"Bun.. da?" Iva meletakkan tas miliknya di kursi meja makan. Tangannya bergerak memeluk sosok bunda yang beberapa hari ini tak ia lihat."Iya sayang, ini bunda." Mayasari atau lebih akrab dipanggil Maya-bunda Iva-mengelus surai hitam Iva penuh sayang.
"Kangen."
Maya terkekeh ringan. Ia melepas pelukan, menangkup wajah Iva, mencium keningnya sekilas. "Cuma tiga hari, kan?"
"Tapi kan lama, Bun,"
Maya tersenyum mengacak rambut Iva gemas. "Sarapan. Bunda udah bikin roti panggang selai kacang kesukaan kamu."
Iva mengangguk semangat, duduk lalu mulai menyantap sarapan paginya. "Bunda nanti lembur lagi?" tanyanya sembari memperhatikan sang bunda yang tengah menyiapkan bekal untuk dibawa ke rumah sakit.
"Nanti malem pulang, sayang. Sekitar jam sebelas."
Menghembuskan napas panjang, Iva memperhatikan punggung sang bunda, sosok yang paling berjasa dalam hidupnya. "Bunda, tolong jangan kecapean ya? Aku nggak mau bunda sakit. Bunda juga harus jaga kesehatan."
"Bunda nggak capek, kok. Ini kan buat kamu. Bunda nggak akan sakit juga. Percaya sama bunda."
Menunduk, Iva merasakan matanya memanas. Sangat jelas tubuh Maya terlihat kurus akhir akhir ini, juga waktu istirahat yang terforsir untuk terus bekerja.
"Bunda juga butuh istirahat. Kan Iva udah kerja juga. Apa gunanya Iva kerja kalo bunda terus lembur kayak gini? Iva nggak mau bunda kenapa napa. Cuman bunda yang Iva punya sekarang ini."
Maya berbalik. Matanya melihat Iva yang menunduk meletakkan makanannya tak selera. Berjalan menghampiri, wanita itu mengelus pundak Iva memberi pengertian. "Kamu nggak boleh kayak gitu, Va. Kamu nggak cuma punya bunda. Ada Gavin yang nanti pasti kumpul sama kita lagi. Jangan ngomong sembarangan, ah. Bunda nggak suka."
"Tapi Bun, Gavin pasti sedih kalo tau bunda kerja terus kayak gini. Gavin pasti sama kayak Iva, nggak mau bundanya sakit."

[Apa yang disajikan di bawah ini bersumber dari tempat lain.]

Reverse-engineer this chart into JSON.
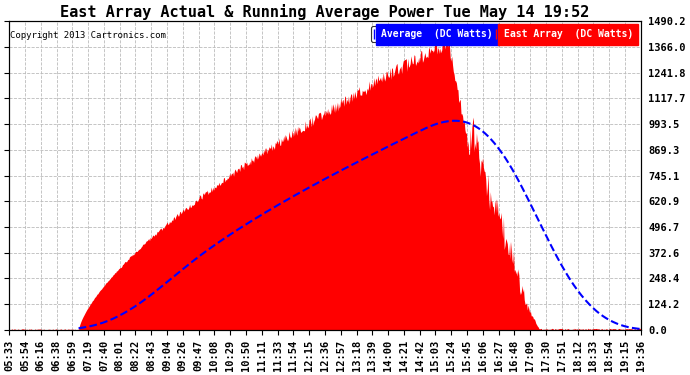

"Udah ah. Makan sarapan kamu. Nanti telat." Maya mengecup puncak kepala Iva, lagi. "Bunda mau ke kamar. Bentar lagi bunda berangkat. Kamu hati hati di jalan ya,"
Iva memandang tubuh Maya yang berjalan meninggalkannya. Iva tau hati Maya masih sakit--hingga kini dan entah sampai kapan--sama seperti dirinya. Tapi bekerja seharian, bukanlah cara yang tepat untuk menyingkirkan rasa sakit itu.
Vin, lo nggak mau kan kalo bunda sakit?
÷÷÷
Farrel berjalan menuruni tangga memperhatikan Anna yang tengah bersiap pergi entah kemana. Tangannya sibuk mengeringkan rambut dengan handuk kecil lalu disampirkan pada bahunya. "Ma, mau kemana?"
"Mama mau ke cafenya Nadin. Mau sarapan bareng sama kakakmu itu. Kasian ditinggal kerja mulu sama suaminya."
Entah bagaimana bisa, mendengar cafe itu membuat sosok Iva muncul di otak Farrel. Ia berjalan--sedikit berlari--menghampiri Anna, melempar asal handuk basah pada kursi ruang tamu. "Ikut."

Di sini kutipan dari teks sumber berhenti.